A deregulated expression of estrogen-target genes is associated with an altered response to estradiol in aged rats perinatally exposed to bisphenol A

• Perinatal exposure to BPA increased the density of abnormal glands in the uterus.
• The glands with squamous metaplasia had lower expression of Wnt7a and PR.
• BPA exposure decreased the expression of ESR1 and its 5′UTR transcripts O and OT.
• BPA-exposed rats had decreased expression of SRC1 and SRC3 in the uterine stroma.
• BPA exposure altered the mRNA expression of epigenetic regulatory enzymes.

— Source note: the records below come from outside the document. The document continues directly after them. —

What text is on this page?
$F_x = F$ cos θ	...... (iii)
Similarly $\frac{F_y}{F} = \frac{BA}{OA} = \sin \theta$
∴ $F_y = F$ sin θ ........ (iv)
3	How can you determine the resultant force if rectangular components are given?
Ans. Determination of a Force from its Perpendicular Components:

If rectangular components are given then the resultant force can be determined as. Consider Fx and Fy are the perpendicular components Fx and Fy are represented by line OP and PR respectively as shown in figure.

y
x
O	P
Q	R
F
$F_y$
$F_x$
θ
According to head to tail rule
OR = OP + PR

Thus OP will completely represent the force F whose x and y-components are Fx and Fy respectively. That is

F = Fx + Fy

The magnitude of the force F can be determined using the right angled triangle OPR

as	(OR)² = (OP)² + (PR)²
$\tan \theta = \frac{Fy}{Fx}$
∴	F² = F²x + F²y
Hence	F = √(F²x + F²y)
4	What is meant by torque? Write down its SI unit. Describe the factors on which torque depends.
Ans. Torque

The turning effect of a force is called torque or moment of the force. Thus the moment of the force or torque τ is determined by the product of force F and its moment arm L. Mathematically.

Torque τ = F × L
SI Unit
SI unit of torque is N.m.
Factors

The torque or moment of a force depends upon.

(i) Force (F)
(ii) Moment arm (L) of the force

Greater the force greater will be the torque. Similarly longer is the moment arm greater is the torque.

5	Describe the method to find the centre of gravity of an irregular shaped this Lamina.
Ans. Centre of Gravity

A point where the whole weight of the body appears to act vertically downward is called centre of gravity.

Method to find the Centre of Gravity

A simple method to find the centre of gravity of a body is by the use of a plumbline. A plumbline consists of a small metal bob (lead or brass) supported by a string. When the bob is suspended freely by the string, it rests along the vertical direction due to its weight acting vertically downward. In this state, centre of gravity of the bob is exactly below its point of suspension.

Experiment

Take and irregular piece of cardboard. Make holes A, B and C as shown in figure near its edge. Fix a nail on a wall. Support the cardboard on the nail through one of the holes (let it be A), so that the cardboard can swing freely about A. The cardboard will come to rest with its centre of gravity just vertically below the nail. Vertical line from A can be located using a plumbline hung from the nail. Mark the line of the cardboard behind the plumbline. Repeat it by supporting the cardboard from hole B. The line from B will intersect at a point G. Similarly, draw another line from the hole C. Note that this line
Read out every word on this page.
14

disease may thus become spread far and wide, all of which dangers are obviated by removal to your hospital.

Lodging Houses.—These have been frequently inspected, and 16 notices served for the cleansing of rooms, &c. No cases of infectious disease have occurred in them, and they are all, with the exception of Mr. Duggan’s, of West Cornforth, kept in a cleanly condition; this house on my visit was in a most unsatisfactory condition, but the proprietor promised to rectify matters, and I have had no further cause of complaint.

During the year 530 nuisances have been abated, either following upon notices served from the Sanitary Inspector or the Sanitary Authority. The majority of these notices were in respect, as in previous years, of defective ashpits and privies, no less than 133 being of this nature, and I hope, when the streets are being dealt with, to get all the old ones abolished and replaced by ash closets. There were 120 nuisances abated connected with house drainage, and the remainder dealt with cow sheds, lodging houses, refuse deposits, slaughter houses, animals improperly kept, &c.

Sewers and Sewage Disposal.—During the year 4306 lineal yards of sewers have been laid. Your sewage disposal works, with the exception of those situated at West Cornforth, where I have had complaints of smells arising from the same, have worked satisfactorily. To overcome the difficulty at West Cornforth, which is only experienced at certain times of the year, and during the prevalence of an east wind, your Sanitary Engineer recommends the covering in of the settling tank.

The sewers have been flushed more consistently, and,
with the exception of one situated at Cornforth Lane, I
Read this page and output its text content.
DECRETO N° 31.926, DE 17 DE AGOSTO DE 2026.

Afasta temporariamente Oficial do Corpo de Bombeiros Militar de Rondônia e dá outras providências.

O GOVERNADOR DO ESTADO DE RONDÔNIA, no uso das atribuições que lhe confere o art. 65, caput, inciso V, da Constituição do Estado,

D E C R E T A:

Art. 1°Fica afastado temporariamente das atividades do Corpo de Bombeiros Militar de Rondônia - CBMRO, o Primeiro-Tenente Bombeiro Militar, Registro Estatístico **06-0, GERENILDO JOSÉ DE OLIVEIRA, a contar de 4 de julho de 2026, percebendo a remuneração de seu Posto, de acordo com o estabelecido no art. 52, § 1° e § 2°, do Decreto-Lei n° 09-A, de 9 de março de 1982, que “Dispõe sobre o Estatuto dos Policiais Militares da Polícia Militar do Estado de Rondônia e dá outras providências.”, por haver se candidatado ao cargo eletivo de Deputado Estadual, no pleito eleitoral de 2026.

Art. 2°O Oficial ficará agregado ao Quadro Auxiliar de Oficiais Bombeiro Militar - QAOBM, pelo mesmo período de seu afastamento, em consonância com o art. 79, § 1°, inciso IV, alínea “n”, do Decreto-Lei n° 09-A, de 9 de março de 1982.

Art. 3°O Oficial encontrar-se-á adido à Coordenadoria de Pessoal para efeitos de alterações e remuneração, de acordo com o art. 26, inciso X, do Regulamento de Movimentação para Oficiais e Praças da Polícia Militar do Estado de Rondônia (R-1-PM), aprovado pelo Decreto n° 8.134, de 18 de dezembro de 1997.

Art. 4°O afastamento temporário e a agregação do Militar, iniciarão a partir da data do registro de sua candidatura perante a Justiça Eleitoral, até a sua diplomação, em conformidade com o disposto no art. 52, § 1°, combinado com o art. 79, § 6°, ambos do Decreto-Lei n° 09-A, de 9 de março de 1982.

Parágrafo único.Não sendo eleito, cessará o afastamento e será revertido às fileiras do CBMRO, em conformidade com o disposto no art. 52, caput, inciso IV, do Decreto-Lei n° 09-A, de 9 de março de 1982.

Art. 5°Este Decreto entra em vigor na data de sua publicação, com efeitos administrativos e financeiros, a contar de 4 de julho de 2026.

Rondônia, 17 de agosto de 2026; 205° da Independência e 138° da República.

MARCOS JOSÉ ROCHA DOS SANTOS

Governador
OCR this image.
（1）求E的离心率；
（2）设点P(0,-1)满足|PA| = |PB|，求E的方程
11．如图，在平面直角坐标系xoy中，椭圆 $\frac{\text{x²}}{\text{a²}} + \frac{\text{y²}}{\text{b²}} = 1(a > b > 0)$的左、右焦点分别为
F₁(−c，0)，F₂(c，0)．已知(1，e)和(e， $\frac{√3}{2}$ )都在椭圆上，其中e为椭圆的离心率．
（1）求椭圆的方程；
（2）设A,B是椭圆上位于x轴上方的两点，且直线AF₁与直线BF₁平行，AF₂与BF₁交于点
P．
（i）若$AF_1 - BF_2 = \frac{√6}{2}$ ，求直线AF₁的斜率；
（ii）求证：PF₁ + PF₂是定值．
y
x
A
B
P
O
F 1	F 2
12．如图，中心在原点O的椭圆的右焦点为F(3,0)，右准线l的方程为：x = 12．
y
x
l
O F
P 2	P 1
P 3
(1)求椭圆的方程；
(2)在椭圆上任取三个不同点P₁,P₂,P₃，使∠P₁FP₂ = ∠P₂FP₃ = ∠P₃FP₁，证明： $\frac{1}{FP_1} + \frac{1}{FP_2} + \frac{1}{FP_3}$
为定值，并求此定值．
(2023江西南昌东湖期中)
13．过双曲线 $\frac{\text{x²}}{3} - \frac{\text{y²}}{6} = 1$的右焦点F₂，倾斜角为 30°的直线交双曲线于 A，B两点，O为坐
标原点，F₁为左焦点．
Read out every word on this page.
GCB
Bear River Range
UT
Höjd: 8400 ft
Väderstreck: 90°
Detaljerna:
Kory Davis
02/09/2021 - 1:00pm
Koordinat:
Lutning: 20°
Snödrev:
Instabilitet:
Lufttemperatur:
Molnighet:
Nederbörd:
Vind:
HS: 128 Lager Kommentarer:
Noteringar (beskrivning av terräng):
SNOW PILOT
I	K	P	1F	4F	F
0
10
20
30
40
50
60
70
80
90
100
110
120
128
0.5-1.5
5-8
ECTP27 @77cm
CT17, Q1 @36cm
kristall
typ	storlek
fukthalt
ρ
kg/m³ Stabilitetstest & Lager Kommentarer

Here we assessed the effects of perinatal exposure to bisphenol A (BPA) on the uterine response to 17β-estradiol (E2) in aged rats. Pregnant rats were orally exposed to 0.5 or 50 μg BPA/kg/day from gestational day 9 until weaning. On postnatal day (PND) 360, the rats were ovariectomized and treated with E2 for three months. The uterine tissue of BPA50 and BPA0.5 rats showed increased density of glands with squamous metaplasia (GSM) and glands with daughter glands respectively. Wnt7a expression was lower in GSM of BPA50 rats than in controls. The expression of estrogen receptor 1 (ESR1) and its 5′- untranslated exons ESR1-O and ESR1-OT was lower in BPA50 rats. Both doses of BPA modified the expression of coactivator proteins and epigenetic regulatory enzymes. Thus, perinatal BPA-exposed rats showed different glandular abnormalities associated with deregulated expression of E2-target genes. Different mechanisms would be involved depending on the BPA dose administered.